Millions of young people flee to LA with stars in their eyes and the dream of making it big. The reality of it? At least a couple hundred will end up slinging hamburgers, even more will end up on a bus back home and, well, some will try less legal means to survive before admitting failure. Yeah, don’t pretend you don’t know what I’m talkin’ about…
But every so often the paths of the ill-fated and the starstruck cross. We like to call that the horror movie. Sure, I love horror movies as much as… no, probably more than the next guy. Still, I’m not gonna pretend it’s glamorous. I mean, sure there’s the blood and the splatter and for some reason the occasional nip slip, but what do we expect? It’s Hollywood, sex and violence go together like milk and cookies.
Still, this isn’t some rant about the amoral products of Hollywood. No sir, this is about that dream of making it big, and where do you start? Shakin’ your goods for the cameraman in a horror movie. I mean, look at the track record folks. Jennifer Aniston in Leprechaun. I mean, sure, she’s not much of an actress, but she’s cute as hell and that didn’t seem to bother much of America during her Friends days. Renee Zellwegger in The Return of the Texas Chainsaw Massacre or as I like to call it Oh God Please Let This Be the Last One or Kill Me Now So I Don’t Have to Suffer Through ANother Renee Zellwegger Movie. There’s a surprisingly long list of actors and actresses (although primarily actresses) who have gone legitimate after their horror debuts.
Alas, I digress again. You see, this isn’t about the folks that make it big. If you thought that it was, my apologies. This is about their co-stars, the ones that get left behind and singed by the blast as others skyrocket towards fame. Most famously, “the naked girl”. Now you may be thinking, “What naked girl? What the hell is he talking about?” But let’s not be naive. When talking about horror, specifically the slasher, we’re usually talkin’ some nudity. This is before the days where PG-13 horror dominated, of course.

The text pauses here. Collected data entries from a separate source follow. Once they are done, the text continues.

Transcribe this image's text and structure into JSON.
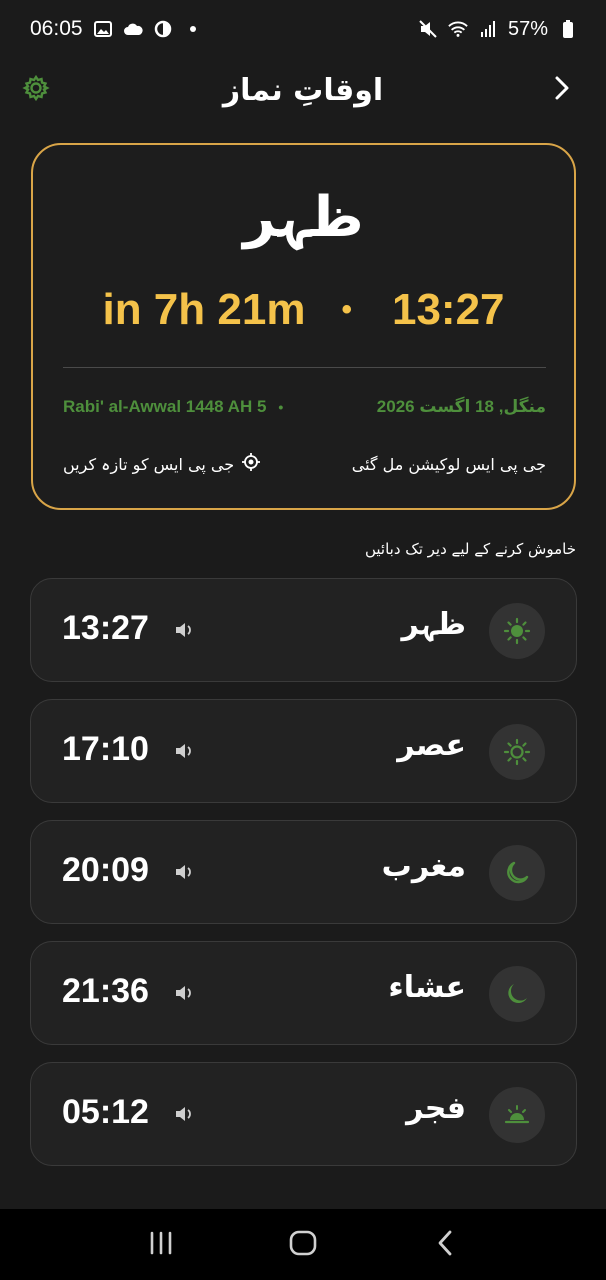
{
  "status_bar": {
    "time": "06:05",
    "battery": "57%",
    "icons": [
      "image-icon",
      "cloud-icon",
      "brightness-icon",
      "dot-icon",
      "mute-icon",
      "wifi-icon",
      "signal-icon",
      "battery-icon"
    ]
  },
  "header": {
    "title": "اوقاتِ نماز",
    "settings_icon": "gear-icon",
    "back_icon": "chevron-right-icon"
  },
  "next_prayer": {
    "name": "ظہر",
    "remaining": "in 7h 21m",
    "separator": "•",
    "time": "13:27",
    "hijri_date": "Rabi' al-Awwal 1448 AH 5",
    "date_separator": "•",
    "gregorian_date": "منگل, 18 اگست 2026",
    "gps_status": "جی پی ایس لوکیشن مل گئی",
    "refresh_gps_label": "جی پی ایس کو تازہ کریں",
    "refresh_icon": "gps-target-icon",
    "accent_color": "#f4c24a",
    "border_color": "#d9a548",
    "date_color": "#4e8f3c"
  },
  "hint": "خاموش کرنے کے لیے دیر تک دبائیں",
  "prayers": [
    {
      "name": "ظہر",
      "time": "13:27",
      "icon": "sun-icon",
      "sound_icon": "speaker-icon"
    },
    {
      "name": "عصر",
      "time": "17:10",
      "icon": "sun-outline-icon",
      "sound_icon": "speaker-icon"
    },
    {
      "name": "مغرب",
      "time": "20:09",
      "icon": "moon-outline-icon",
      "sound_icon": "speaker-icon"
    },
    {
      "name": "عشاء",
      "time": "21:36",
      "icon": "moon-filled-icon",
      "sound_icon": "speaker-icon"
    },
    {
      "name": "فجر",
      "time": "05:12",
      "icon": "sunrise-icon",
      "sound_icon": "speaker-icon"
    }
  ],
  "icon_color": "#4e8f3c",
  "nav_bar": {
    "buttons": [
      "recents-icon",
      "home-icon",
      "back-nav-icon"
    ]
  }
}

But let’s talk a minute, and stop and thinking about all those women that got their kits off for the enjoyment of the audience, only to be brutally murdered by some masked figure. Ignore the absolute humiliation of being found naked and dead, I’m talkin’ about the actress here. She gets to look forward to callin’ home and saying, “Look ma, I made it!” I mean, sure, there’s that, followed quickly by “Oh no, no, that’s fine, you don’t need to see it. I just wanted to tell you I got an acting job…” I’d take being discovered naked over that awkward conversation any day, but that could just be me. So this is for you ladies, the unsung and undressed heroes of horror. May God and your mother never see your shame.